Visiting Lenin in Red Square

My father spoke about death a fair bit. He wasn’t obsessed with it but I suspect he was a little fascinated by it, just as I am. I remember him telling me that he didn’t want a fancy funeral or some swanky walnut-wood coffin with brass handles. It would be a waste of money: he was never one for airs and graces and it wasn’t like he’d be around to enjoy it anyway.

“Just wrap me up in an old burlap sack and bury me in a tomato crate,” he used to say. “Just nail two pits of plywood together and write my name on it with a ballpoint pen, that’s all I need.” My dad wasn’t an old jewish bobba, but sometimes he spoke like one.

He was clear about one thing: he didn’t want to be cremated. He may not have put on airs and graces, but after the long, undignified struggle of life, something about the thought of being scraped into a jar by some bored technician with a trowel didn’t agree with him.

I was nine or so when we had this conversation, and since then I’ve gone backwards and forwards on what I want to happen when I go. Of course just wanting something doesn’t guarantee anything. Before Vladimir Lenin died in 1924 he asked to be buried in the family plot in St Petersburg, where he could lie for eternity beside his beloved mama. Not an outlandish request, and surely it’s pretty much the least a grateful nation could have done for the father of their glorious new Russia.

This week, on a brisk early morning with light rain and a cold wind sweeping down Red Square I went to join a queue outside the Kremlin. Russians have a peculiar relationship with queuing. They’re used to queues – they expect them, it’s how they used to get their bread each day – and they do them very well, which is to say, they have techniques for doing them better than you.

The English, say, will stand all day in a queue, possibly sighing and huffing in complaint but fundamentally as placid and compliant as cows, or a capitalist middle-class. Russians prefer a more dynamic approach. Instead of queuing in bourgeois single-file, the chap behind you will come and stand beside you. Then the chap behind him will come and stand on the other side of you, as though this is a magically egalitarian queue that works laterally instead of longitudinally. Soon there are several of you standing abreast, like the front row of the Comrades marathon just before the gun goes off. Then slowly, imperceptibly, the chaps on either side start edging their way forward, just a centimeter at a time.

You as a non-Russian find yourself confounded as to how to respond. If you just ignore them and stand where you are, muttering, “Guys, what’s the rush, he’ll still be dead when we get there”, you’ll find that suddenly several Russians who were once behind you are now ahead of you, and all that remains is for them to close the you-sized gap between them, and you’re now at the back of the queue. This is undesirable to the point of being counter-revolutionary.

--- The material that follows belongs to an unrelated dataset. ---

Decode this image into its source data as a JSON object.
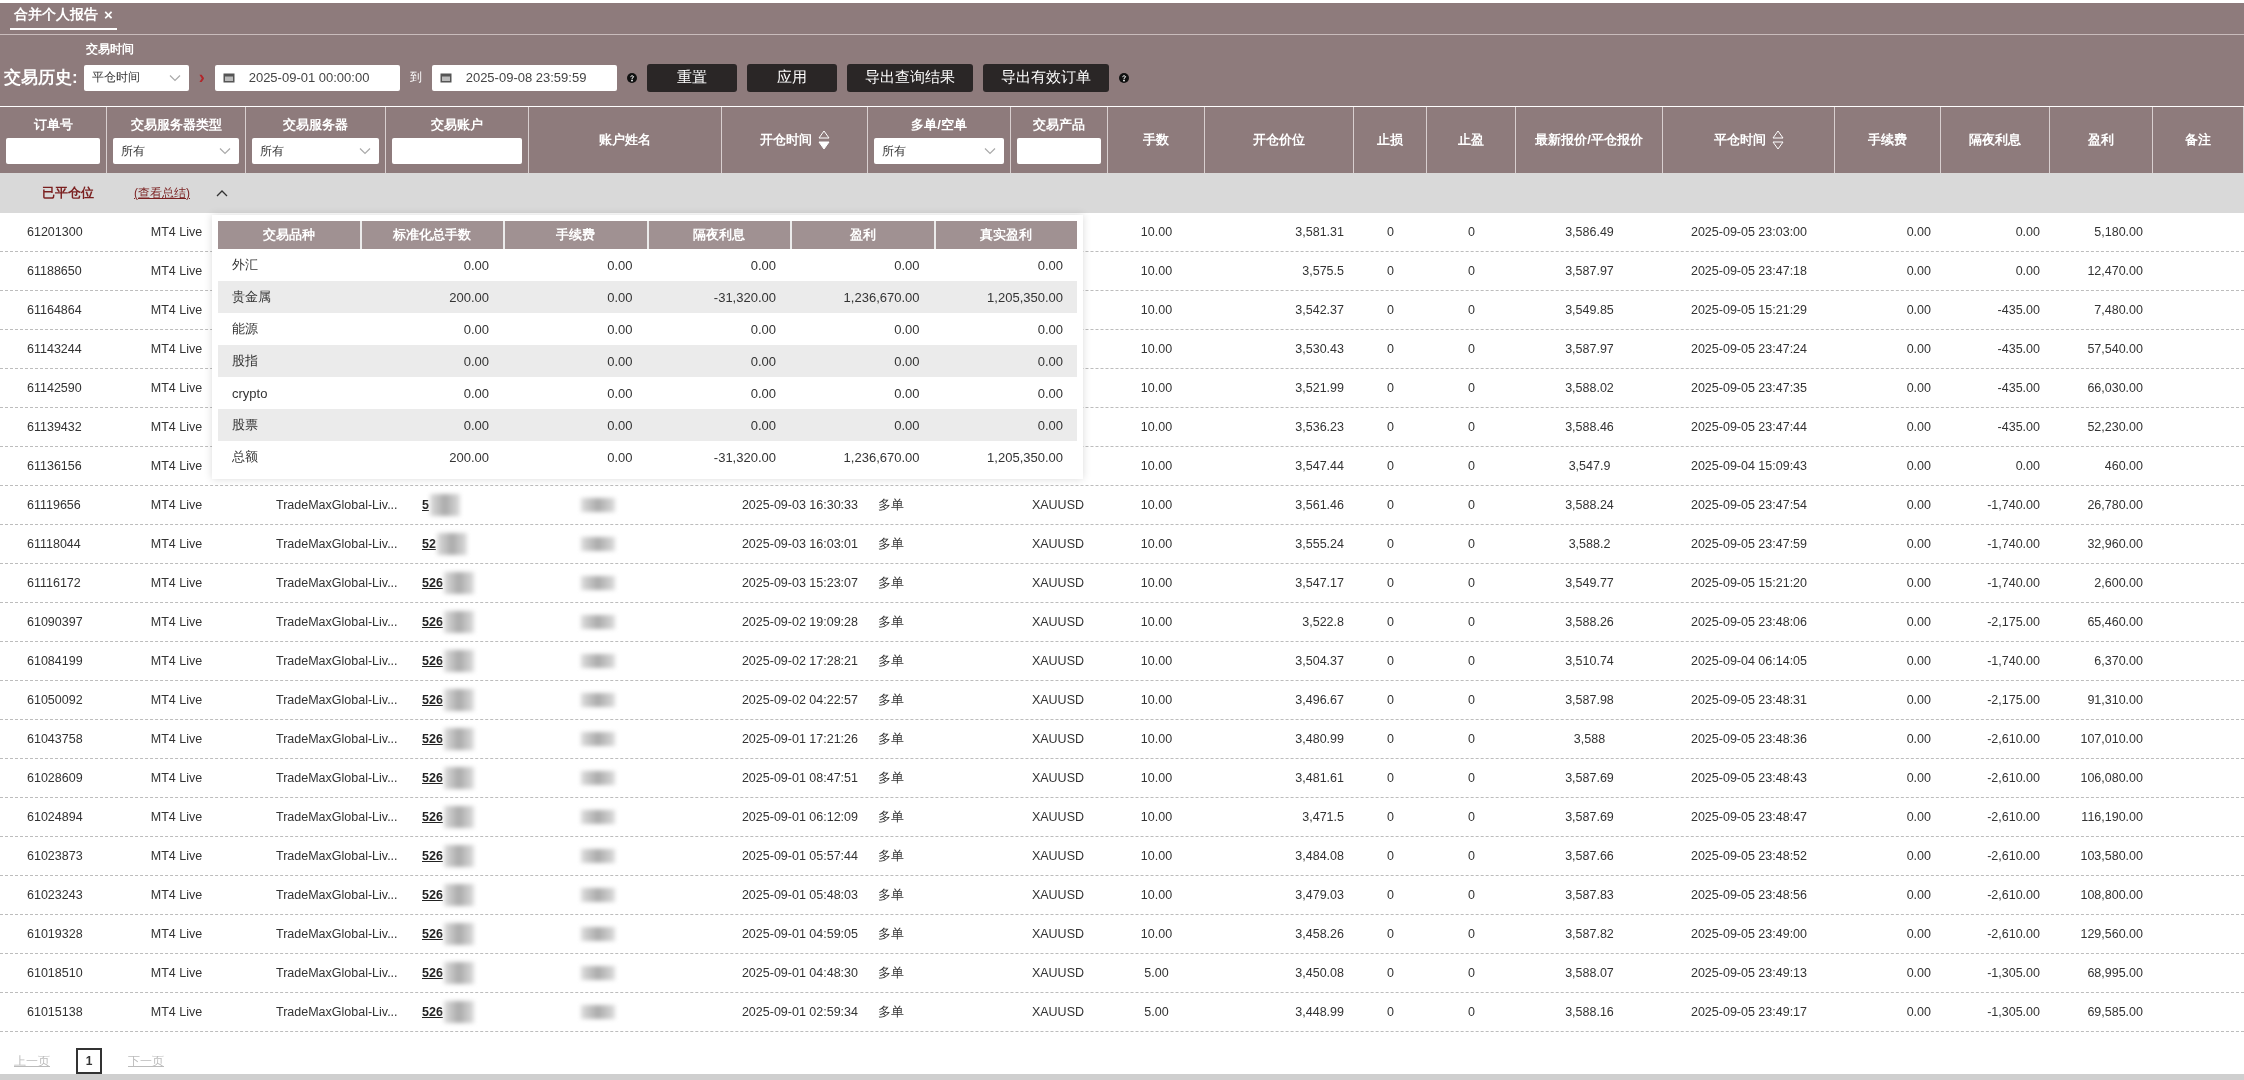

On the other hand, if you start creeping forward as well, keeping pace with them in some incremental low-stakes arms race, sooner or later you’ll tread upon the heels of the person in the queue ahead of you, who will turn and glare and mutter something about foreigners who don’t know how to queue properly.

It’s a dilemma. Do you maintain the moral high ground but concede the actual ground, or do you scrap it out, not giving an inch, like the gallant defenders of Stalingrad in the Great Patriotic War of 1944?

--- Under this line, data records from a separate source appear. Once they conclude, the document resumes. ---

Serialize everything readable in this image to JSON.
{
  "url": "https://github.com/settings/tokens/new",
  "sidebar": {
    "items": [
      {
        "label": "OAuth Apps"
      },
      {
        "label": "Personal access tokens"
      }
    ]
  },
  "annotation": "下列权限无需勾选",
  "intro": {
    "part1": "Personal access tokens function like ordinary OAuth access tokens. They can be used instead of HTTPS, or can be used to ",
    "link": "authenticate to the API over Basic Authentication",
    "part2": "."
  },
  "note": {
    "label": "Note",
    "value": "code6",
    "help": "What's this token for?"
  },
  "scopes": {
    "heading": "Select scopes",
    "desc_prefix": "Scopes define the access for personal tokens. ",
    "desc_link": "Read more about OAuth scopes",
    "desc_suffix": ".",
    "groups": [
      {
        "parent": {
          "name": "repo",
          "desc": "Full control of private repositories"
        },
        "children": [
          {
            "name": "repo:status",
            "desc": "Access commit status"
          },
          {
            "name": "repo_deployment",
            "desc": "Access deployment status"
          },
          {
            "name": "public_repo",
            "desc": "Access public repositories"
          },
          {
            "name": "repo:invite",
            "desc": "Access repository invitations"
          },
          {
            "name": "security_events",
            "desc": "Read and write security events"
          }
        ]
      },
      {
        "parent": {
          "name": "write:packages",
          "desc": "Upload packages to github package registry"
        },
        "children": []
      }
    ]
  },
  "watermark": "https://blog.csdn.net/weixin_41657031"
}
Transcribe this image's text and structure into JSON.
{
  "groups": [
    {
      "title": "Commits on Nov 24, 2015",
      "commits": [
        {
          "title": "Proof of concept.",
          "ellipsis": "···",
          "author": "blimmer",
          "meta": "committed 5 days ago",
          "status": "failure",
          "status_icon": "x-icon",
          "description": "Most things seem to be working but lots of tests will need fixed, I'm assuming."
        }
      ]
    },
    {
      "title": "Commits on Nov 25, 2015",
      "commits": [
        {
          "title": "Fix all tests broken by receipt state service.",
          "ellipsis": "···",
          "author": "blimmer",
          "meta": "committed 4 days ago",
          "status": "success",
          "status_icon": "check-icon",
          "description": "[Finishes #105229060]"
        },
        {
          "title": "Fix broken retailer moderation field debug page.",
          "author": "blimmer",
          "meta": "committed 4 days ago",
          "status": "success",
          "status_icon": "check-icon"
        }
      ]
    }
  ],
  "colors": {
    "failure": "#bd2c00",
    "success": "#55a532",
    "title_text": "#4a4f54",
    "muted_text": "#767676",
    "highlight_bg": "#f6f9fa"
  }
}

Fortunately it started raining more heavily, which gave me the excuse to open my umbrella with a flourish and a snap, causing the Russkis in my flanks to leap back in terror. Russians take the threat of an umbrella very seriously. You never know when one will have a poisoned tip.

When Lenin died Stalin refused to let him be buried in St Petersburg. New nations need their heroes – especially heroes that are safely dead. He commissioned a tomb of red marble on Red Square outside the red Kremlin walls, facing the G.U.M. department store, and ordered the fallen hero to be embalmed and permanently displayed. Lenin belongs to the people, and he should forever be available for the people to see him.

You don’t need a ticket to see Lenin, you just need to go on days when the tomb is open, and you need to queue in the drizzle and leave your camera behind and not sass the soldiers. You’re admitted in batches and pass through a remembrance garden of fir trees and tombstones and you can translate from Cyrillic the names of various beloved Soviets – Yuri Gagarin and Yuri Andropov and Josef Stalin and dozens of others whose names might still be on roads and squares but whom no one remembers any more.

You descend into the crypt and although the morning light of Red Square wasn’t bright the sudden darkness of the stairwell blinds you. There are soldiers along the way, moving you along at a constant regulated pace. And then you enter a chamber and there he is, embalmed and intact, the actual man lying there with his strangely small, slender hands and his combed hair and neat beard, his eyes closed and his skin smooth, glowing in the soft down-lighting.

There he is, the real man, the man himself, lying where he never wanted to lie, but still, astonishingly, there. I know he isn’t actually still there, it’s just his skin and his flesh and his hair and his bones, and yet inescapably, undeniably there he is. As I walked around him, as slowly as I could without being bayoneted, I thought of my dad, who was born in the same year that Lenin died and who, like Lenin, didn’t get what he wanted after he died.

Even in a tomato crate, even with a marker made of plywood and ballpoint pen, it was too expensive to bury my dad. We cremated him because that’s what we could afford, and we couldn’t really even afford that. It probably wouldn’t have surprised him. I don’t even know where his ashes are.